Séduit à son tour, Michel Laclotte décida avec mansuétude de me laisser poursuivre. Je lui dois une reconnaissance éternelle.
Rétrospectivement, j’ai toujours pensé que si j’avais emprunté la voie habituelle, celle qui consiste à écrire un projet puis à le soumettre aux autorités concernées et aux commissions en place, aussi bien côté Louvre qu’au sein des chaînes, ce film n’aurait jamais vu le jour. J’étais totalement inconnu dans la sphère des musées, et je ne vois pas en vertu de quoi le Louvre m’aurait octroyé ce qu’aucun musée au monde n’avait encore accordé à quiconque : le droit de filmer ses « dessous ».
Nous sommes donc repartis de plus belle dans les entrailles du Louvre, non seulement avec les autorisations requises mais avec la certitude, cette fois, de ne pas travailler dans le vide. Nous y resterons près de 5 mois, à raison de deux jours par semaine. Dés que la porte d’un atelier s’entrouvrait, on se glissait à l’intérieur… Nous avions une totale liberté de mouvements, et mises à part les rondes de nuit ou les incursions dans les réserves, nous n’étions jamais accompagnés.
Nous n’avons jamais utilisé d’éclairage artificiel, pour conserver le maximum de souplesse, et pour que nos « personnages » gardent toute leur spontanéité face à la caméra. La plupart des scènes ont été filmées sur le vif, mais il y a aussi des séquences, des situations que j’ai provoquées, comme cette scène où les pompiers viennent au secours d’un blessé, ou ce long trajet dans les souterrains qu’effectue une archéologue pour apporter une minuscule céramique. Pour que la scène ait un impact humoristique, il fallait que la taille de l’objet qu’elle transporte soit inversement proportionnelle à la longueur de son parcours. Je lui ai également demandé de porter des chaussures à talons, pour que le bruit de ses pas matérialise la nature du sol des différents espaces qu’elle traversait : dalles en marbre, parquet, tapis, ciment brut, planches, béton et linoléum.

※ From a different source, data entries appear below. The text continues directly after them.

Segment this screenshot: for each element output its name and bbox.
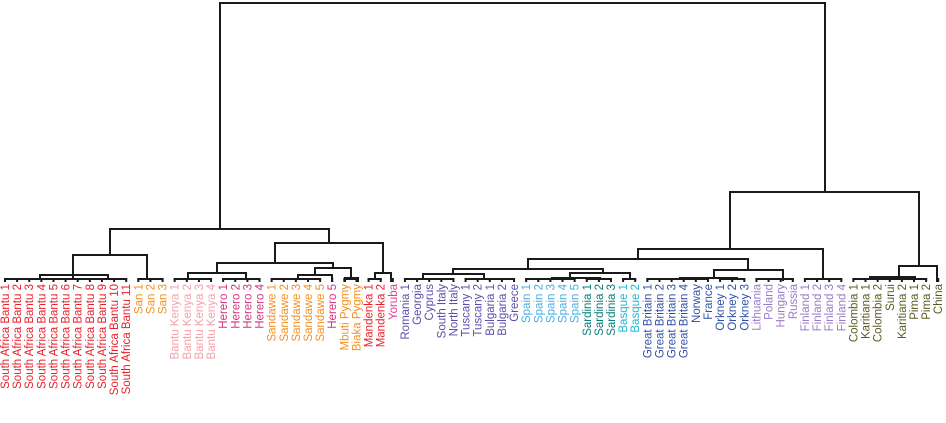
leaf-label: Surui bbox=[885, 284, 897, 311]
leaf-label: South Africa Bantu 11 bbox=[121, 284, 133, 394]
leaf-label: Bantu Kenya 3 bbox=[194, 284, 206, 359]
leaf-label: Finland 2 bbox=[812, 284, 824, 331]
leaf-label: Tuscany 2 bbox=[473, 284, 485, 337]
leaf-label: South Africa Bantu 2 bbox=[12, 284, 24, 389]
leaf-label: Spain 4 bbox=[558, 283, 570, 323]
leaf-label: Russia bbox=[788, 283, 800, 319]
leaf-label: Greece bbox=[509, 284, 521, 322]
leaf-label: Norway bbox=[691, 284, 703, 323]
leaf-label: Lithuania bbox=[751, 283, 763, 330]
leaf-label: Poland bbox=[764, 284, 776, 320]
leaf-label: South Africa Bantu 3 bbox=[24, 284, 36, 389]
leaf-label: Herero 2 bbox=[230, 284, 242, 329]
leaf-label: Colombia 2 bbox=[873, 284, 885, 342]
leaf-label: Yoruba bbox=[388, 283, 400, 320]
leaf-label: Biaka Pygmy bbox=[351, 284, 363, 351]
leaf-label: South Africa Bantu 8 bbox=[85, 284, 97, 389]
leaf-label: Colombia 1 bbox=[848, 284, 860, 342]
leaf-label: Bulgaria 2 bbox=[497, 284, 509, 336]
leaf-label: Karitiana 1 bbox=[861, 284, 873, 339]
leaf-label: Sardinia 1 bbox=[582, 284, 594, 336]
leaf-label: North Italy bbox=[448, 284, 460, 337]
leaf-label: South Africa Bantu 4 bbox=[36, 283, 48, 388]
leaf-label: Bantu Kenya 2 bbox=[182, 284, 194, 359]
leaf-label: Spain 3 bbox=[545, 284, 557, 323]
leaf-label: San 2 bbox=[145, 284, 157, 314]
leaf-label: Finland 1 bbox=[800, 284, 812, 331]
leaf-label: Basque 1 bbox=[618, 284, 630, 333]
leaf-label: Great Britain 3 bbox=[667, 284, 679, 358]
leaf-label: Herero 1 bbox=[218, 284, 230, 329]
leaf-label: South Africa Bantu 6 bbox=[61, 284, 73, 389]
leaf-label: Spain 5 bbox=[570, 284, 582, 323]
leaf-label: Herero 5 bbox=[327, 284, 339, 329]
leaf-label: Spain 2 bbox=[533, 284, 545, 323]
leaf-label: Mbuti Pygmy bbox=[339, 284, 351, 351]
leaf-label: Romania 1 bbox=[400, 284, 412, 340]
leaf-label: France bbox=[703, 284, 715, 320]
leaf-label: Karitiana 2 bbox=[897, 284, 909, 339]
leaf-label: Great Britain 2 bbox=[654, 284, 666, 358]
leaf-label: Spain 1 bbox=[521, 284, 533, 323]
leaf-label: Cyprus bbox=[424, 284, 436, 321]
leaf-label: South Africa Bantu 7 bbox=[73, 284, 85, 389]
leaf-label: San 3 bbox=[158, 284, 170, 314]
leaf-label: Pima 2 bbox=[921, 284, 933, 320]
leaf-label: South Africa Bantu 9 bbox=[97, 284, 109, 389]
dendrogram-branches bbox=[4, 2, 940, 282]
leaf-label: Bulgaria 1 bbox=[485, 284, 497, 336]
leaf-label: Basque 2 bbox=[630, 284, 642, 333]
leaf-label: Orkney 2 bbox=[727, 284, 739, 331]
leaf-label: Herero 4 bbox=[255, 283, 267, 328]
leaf-label: Mandenka 1 bbox=[364, 284, 376, 347]
leaf-label: Tuscany 1 bbox=[461, 284, 473, 337]
leaf-label: Bantu Kenya 4 bbox=[206, 283, 218, 359]
leaf-label: South Africa Bantu 10 bbox=[109, 284, 121, 395]
leaf-label: Sandawe 5 bbox=[315, 284, 327, 342]
leaf-label: Mandenka 2 bbox=[376, 284, 388, 347]
leaf-label: Pima 1 bbox=[909, 284, 921, 320]
leaf-label: Sandawe 3 bbox=[291, 284, 303, 342]
leaf-label: South Italy bbox=[436, 284, 448, 339]
leaf-label: Great Britain 1 bbox=[642, 284, 654, 358]
leaf-label: South Africa Bantu 5 bbox=[48, 284, 60, 389]
leaf-label: Sardinia 3 bbox=[606, 284, 618, 336]
leaf-label: Georgia bbox=[412, 283, 424, 325]
leaf-label: Great Britain 4 bbox=[679, 283, 691, 358]
leaf-label: South Africa Bantu 1 bbox=[0, 284, 12, 389]
leaf-label: Herero 3 bbox=[242, 284, 254, 329]
leaf-label: Orkney 1 bbox=[715, 284, 727, 331]
leaf-label: Finland 3 bbox=[824, 284, 836, 331]
leaf-label: Finland 4 bbox=[836, 283, 848, 331]
leaf-label: Bantu Kenya 1 bbox=[170, 284, 182, 359]
leaf-label: China bbox=[933, 283, 945, 314]
leaf-label: Hungary bbox=[776, 284, 788, 328]
leaf-label: Sandawe 4 bbox=[303, 283, 315, 341]
leaf-label: Orkney 3 bbox=[739, 284, 751, 331]
leaf-label: Sandawe 1 bbox=[267, 284, 279, 342]
leaf-labels: South Africa Bantu 1 South Africa Bantu 2… bbox=[0, 283, 945, 395]
leaf-label: Sandawe 2 bbox=[279, 284, 291, 342]
leaf-label: Sardinia 2 bbox=[594, 284, 606, 336]
leaf-label: San 1 bbox=[133, 284, 145, 314]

Je m’étais fixé de ne jamais filmer les œuvres pour elles-mêmes, en dehors de la relation de travail qu’entretiennent avec elles les personnes qui font vivre le musée : conservateurs, installateurs, marbriers, doreurs de cadres, agents de nettoyage, gardiens, etc. Par ailleurs, je voulais éviter de filmer le public. Filmer le musée vide, du moins sans visiteurs, était le meilleur moyen de donner au spectateur le sentiment d’être le témoin privilégié de ce qu’il verrait, comme si on avait ouvert les portes du musée pour lui seul ! Il fallait donc jongler avec les horaires d’ouvertures et les différents lieux pour éviter la foule des visiteurs.

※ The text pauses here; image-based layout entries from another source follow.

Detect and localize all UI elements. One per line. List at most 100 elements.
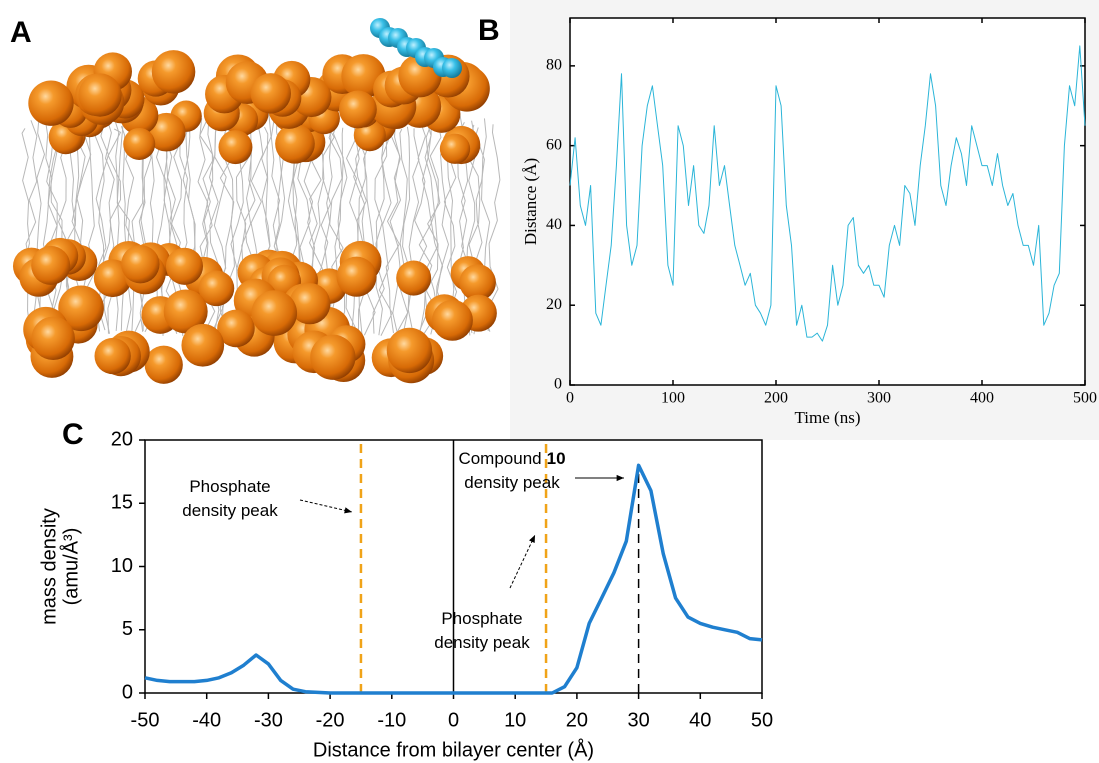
phosphate-bead: [31, 316, 75, 361]
phosphate-bead: [198, 270, 235, 307]
arrow-head: [529, 535, 535, 543]
phosphate-bead: [181, 323, 225, 367]
annotation: density peak: [182, 501, 278, 520]
lipid-tail: [116, 111, 132, 333]
annotation: Phosphate: [441, 609, 522, 628]
phosphate-bead: [431, 299, 473, 341]
lipid-tail: [112, 114, 120, 331]
phosphate-bead: [78, 73, 122, 117]
phosphate-bead: [163, 289, 208, 334]
lipid-tail: [355, 116, 367, 334]
annotation-part: density peak: [464, 473, 560, 492]
annotation: density peak: [464, 473, 560, 492]
x-tick-label: 20: [566, 709, 588, 731]
membrane-render: [12, 18, 501, 384]
phosphate-bead: [275, 123, 315, 164]
phosphate-bead: [459, 264, 496, 301]
lipid-tail: [389, 110, 402, 333]
phosphate-bead: [144, 345, 183, 384]
lipid-tail: [372, 113, 388, 334]
x-tick-label: 0: [566, 390, 574, 407]
lipid-tail: [487, 124, 501, 332]
phosphate-bead: [58, 285, 104, 332]
x-tick-label: 10: [504, 709, 526, 731]
x-tick-label: -50: [131, 709, 160, 731]
x-tick-label: -30: [254, 709, 283, 731]
y-tick-label: 0: [554, 376, 562, 393]
compound-bead: [442, 58, 462, 78]
y-tick-label: 15: [111, 492, 133, 514]
y-tick-label: 80: [546, 57, 562, 74]
phosphate-bead: [28, 80, 74, 126]
y-tick-label: 5: [122, 618, 133, 640]
x-axis-label: Distance from bilayer center (Å): [313, 738, 594, 761]
plot-frame: [569, 17, 1086, 386]
phosphate-bead: [217, 309, 255, 348]
data-line: [569, 45, 1086, 342]
annotation-part: 10: [547, 449, 566, 468]
lipid-tail: [24, 120, 38, 332]
x-tick-label: 0: [448, 709, 459, 731]
lipid-tail: [39, 122, 53, 331]
y-tick-label: 20: [111, 428, 133, 450]
annotation-part: density peak: [434, 633, 530, 652]
x-tick-label: 300: [867, 390, 891, 407]
panel-label: A: [10, 16, 32, 49]
annotation-arrow: [509, 534, 536, 589]
annotation-part: Phosphate: [441, 609, 522, 628]
arrow-head: [616, 474, 624, 482]
y-tick-label: 20: [546, 296, 562, 313]
lipid-tail: [362, 118, 376, 336]
phosphate-bead: [439, 133, 471, 164]
x-tick-label: 500: [1073, 390, 1097, 407]
panel-label: B: [478, 14, 500, 47]
x-tick-label: -40: [192, 709, 221, 731]
phosphate-bead: [250, 73, 292, 114]
phosphate-bead: [218, 130, 253, 165]
y-tick-label: 40: [546, 216, 562, 233]
lipid-tail: [425, 119, 441, 335]
y-axis-label: mass density: [38, 508, 60, 625]
phosphate-bead: [165, 247, 204, 285]
arrow-head: [344, 507, 352, 514]
x-tick-label: 50: [751, 709, 773, 731]
phosphate-bead: [123, 127, 156, 160]
annotation-part: density peak: [182, 501, 278, 520]
annotation-part: Phosphate: [189, 477, 270, 496]
annotation: Phosphate: [189, 477, 270, 496]
lipid-tail: [385, 127, 401, 334]
data-line: [144, 463, 763, 695]
lipid-tail: [378, 110, 393, 336]
lipid-tail: [336, 127, 351, 336]
annotation: density peak: [434, 633, 530, 652]
lipid-tail: [21, 128, 32, 335]
annotation-part: Compound: [458, 449, 541, 468]
phosphate-bead: [121, 245, 160, 284]
y-axis-label: (amu/Å³): [59, 528, 82, 606]
x-tick-label: 100: [661, 390, 685, 407]
phosphate-bead: [251, 290, 298, 336]
y-tick-label: 0: [122, 681, 133, 703]
lipid-tail: [375, 128, 385, 336]
lipid-tail: [351, 128, 365, 333]
phosphate-bead: [310, 334, 356, 380]
annotation: Compound 10: [458, 449, 565, 468]
lipid-tail: [95, 126, 111, 331]
phosphate-bead: [289, 283, 331, 325]
annotation-arrow: [299, 499, 353, 513]
lipid-tail: [414, 120, 428, 335]
x-tick-label: 30: [627, 709, 649, 731]
x-tick-label: 400: [970, 390, 994, 407]
x-tick-label: 40: [689, 709, 711, 731]
y-tick-label: 10: [111, 555, 133, 577]
phosphate-bead: [338, 90, 377, 129]
phosphate-bead: [94, 337, 131, 375]
lipid-tail: [407, 128, 420, 335]
y-tick-label: 60: [546, 136, 562, 153]
phosphate-bead: [386, 327, 433, 374]
x-tick-label: -20: [316, 709, 345, 731]
x-tick-label: 200: [764, 390, 788, 407]
phosphate-bead: [336, 256, 377, 297]
lipid-tail: [429, 112, 444, 335]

Je n’étais pas dans une logique didactique. Pas question d’ajouter aux images le moindre commentaire. Le seul enchaînement des scènes suffirait à raconter l’effervescence du musée dans cette période exceptionnelle de son développement. J’ai donc construit le film à partir d’une multitude d’activités, de personnages, de lieux souvent disparates et inattendus, dont l’assemblage finit par dessiner une seule et même histoire.

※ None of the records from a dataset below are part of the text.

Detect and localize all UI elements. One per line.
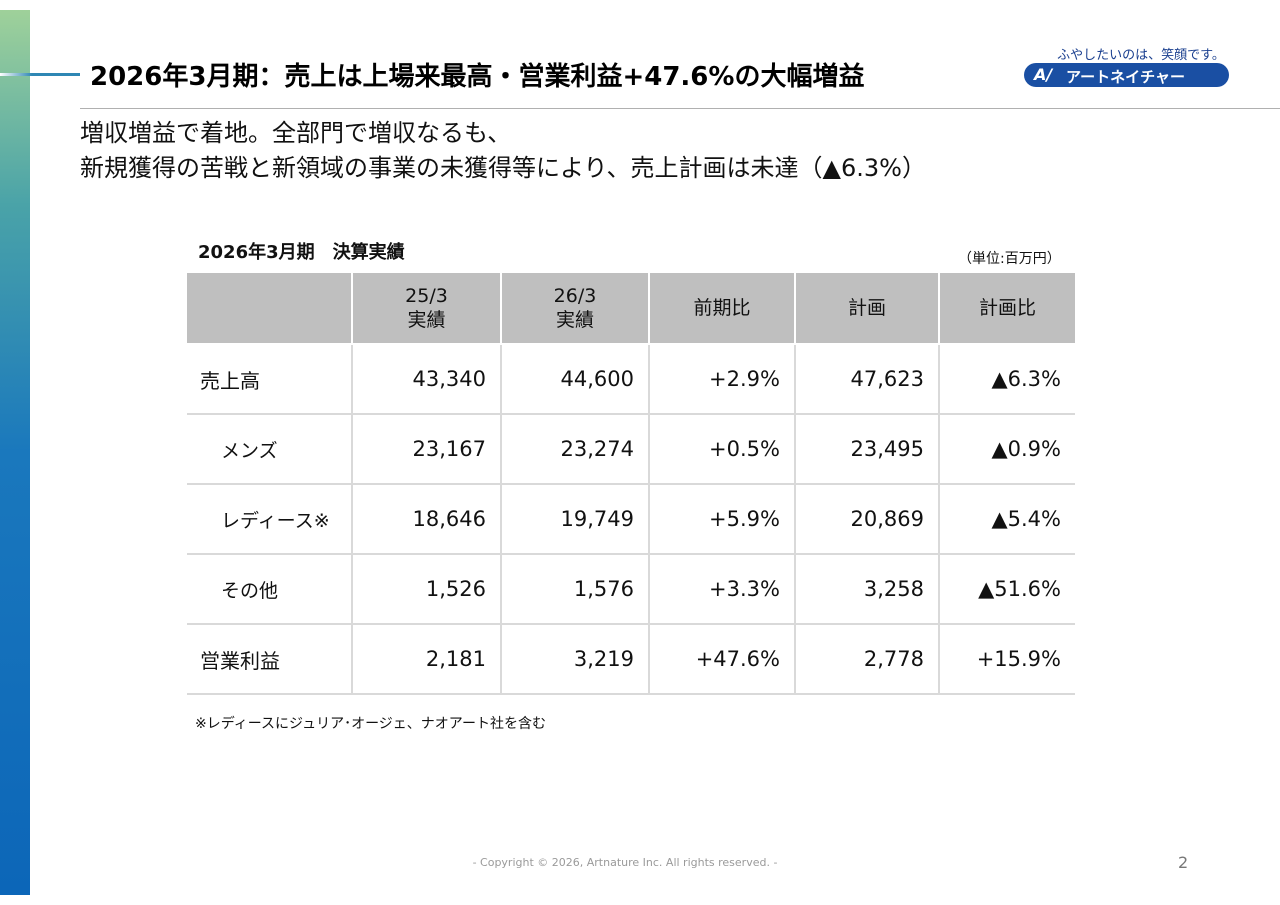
cell-plan: 23,495 — [795, 414, 940, 485]
logo-pill: A/ アートネイチャー — [1024, 63, 1229, 87]
header-vs-plan: 計画比 — [939, 273, 1075, 344]
table-header-row: 25/3 実績 26/3 実績 前期比 計画 計画比 — [187, 273, 1075, 344]
row-label: メンズ — [187, 414, 353, 485]
cell-prev: 43,340 — [352, 343, 502, 415]
table-footnote: ※レディースにジュリア･オージェ、ナオアート社を含む — [195, 716, 546, 732]
cell-vs-plan: ▲51.6% — [939, 554, 1075, 625]
logo-tagline: ふやしたいのは、笑顔です。 — [1057, 48, 1225, 63]
table-row: その他 1,526 1,576 +3.3% 3,258 ▲51.6% — [187, 554, 1075, 625]
slide-title: 2026年3月期：売上は上場来最高・営業利益+47.6%の大幅増益 — [90, 62, 865, 92]
header-label-column — [187, 273, 353, 344]
cell-prev: 1,526 — [352, 554, 502, 625]
header-prev-actual: 25/3 実績 — [352, 273, 502, 344]
logo-mark-icon: A/ — [1034, 65, 1053, 84]
unit-label: （単位:百万円） — [958, 251, 1061, 267]
cell-vs-plan: ▲6.3% — [939, 343, 1075, 415]
cell-vs-plan: +15.9% — [939, 624, 1075, 695]
cell-yoy: +0.5% — [649, 414, 796, 485]
table-row: 売上高 43,340 44,600 +2.9% 47,623 ▲6.3% — [187, 343, 1075, 415]
logo-name: アートネイチャー — [1066, 68, 1185, 86]
cell-yoy: +2.9% — [649, 343, 796, 415]
cell-prev: 23,167 — [352, 414, 502, 485]
header-divider — [80, 108, 1280, 109]
cell-curr: 1,576 — [501, 554, 650, 625]
results-table: 25/3 実績 26/3 実績 前期比 計画 計画比 売上高 43,340 44,6… — [187, 273, 1075, 695]
cell-plan: 3,258 — [795, 554, 940, 625]
row-label: 営業利益 — [187, 624, 353, 695]
subtitle-line: 増収増益で着地。全部門で増収なるも、 — [80, 119, 512, 147]
table-row: 営業利益 2,181 3,219 +47.6% 2,778 +15.9% — [187, 624, 1075, 695]
table-row: レディース※ 18,646 19,749 +5.9% 20,869 ▲5.4% — [187, 484, 1075, 555]
table-caption: 2026年3月期 決算実績 — [198, 242, 405, 263]
subtitle-line: 新規獲得の苦戦と新領域の事業の未獲得等により、売上計画は未達（▲6.3%） — [80, 154, 926, 182]
table-row: メンズ 23,167 23,274 +0.5% 23,495 ▲0.9% — [187, 414, 1075, 485]
cell-prev: 2,181 — [352, 624, 502, 695]
cell-vs-plan: ▲5.4% — [939, 484, 1075, 555]
cell-yoy: +5.9% — [649, 484, 796, 555]
cell-yoy: +3.3% — [649, 554, 796, 625]
cell-plan: 2,778 — [795, 624, 940, 695]
header-plan: 計画 — [795, 273, 940, 344]
cell-curr: 3,219 — [501, 624, 650, 695]
row-label: その他 — [187, 554, 353, 625]
cell-curr: 23,274 — [501, 414, 650, 485]
cell-vs-plan: ▲0.9% — [939, 414, 1075, 485]
cell-curr: 19,749 — [501, 484, 650, 555]
title-accent-line — [0, 73, 80, 76]
cell-plan: 20,869 — [795, 484, 940, 555]
header-curr-actual: 26/3 実績 — [501, 273, 650, 344]
cell-curr: 44,600 — [501, 343, 650, 415]
cell-plan: 47,623 — [795, 343, 940, 415]
page-number: 2 — [1178, 853, 1189, 872]
slide-subtitle: 増収増益で着地。全部門で増収なるも、 新規獲得の苦戦と新領域の事業の未獲得等によ… — [80, 116, 926, 186]
row-label: 売上高 — [187, 343, 353, 415]
left-accent-bar — [0, 10, 30, 895]
header-yoy: 前期比 — [649, 273, 796, 344]
copyright-notice: - Copyright © 2026, Artnature Inc. All r… — [472, 856, 778, 869]
row-label: レディース※ — [187, 484, 353, 555]
cell-yoy: +47.6% — [649, 624, 796, 695]
cell-prev: 18,646 — [352, 484, 502, 555]
company-logo: ふやしたいのは、笑顔です。 A/ アートネイチャー — [1022, 44, 1232, 90]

Curieusement, les scènes les plus difficiles à tourner ont été les portraits des gardiens, cette collection de regards intenses où les barrières tombent.
Le montage procède d’une approche très narrative, un peu comme dans une fiction. Il combine, en les superposant, deux temporalités : celle d’une journée – de la ronde de nuit aux trois coups des pendules- et celle, beaucoup plus longue, de cette première tranche de travaux, de l’accrochage des œuvres à la réouverture des salles.
Quant à la bande son, je crois qu’elle contribue activement à donner au film sa dimension humoristique. On a souvent dit que le film avait un côté « tatiesque ». C’est flatteur, mais la piètre acoustique de ces grands espaces, à laquelle je ne pouvais rien changer, y a beaucoup contribué. Pour le reste, j’ai tenté de filmer les gens du Louvre comme on filmerait un ballet.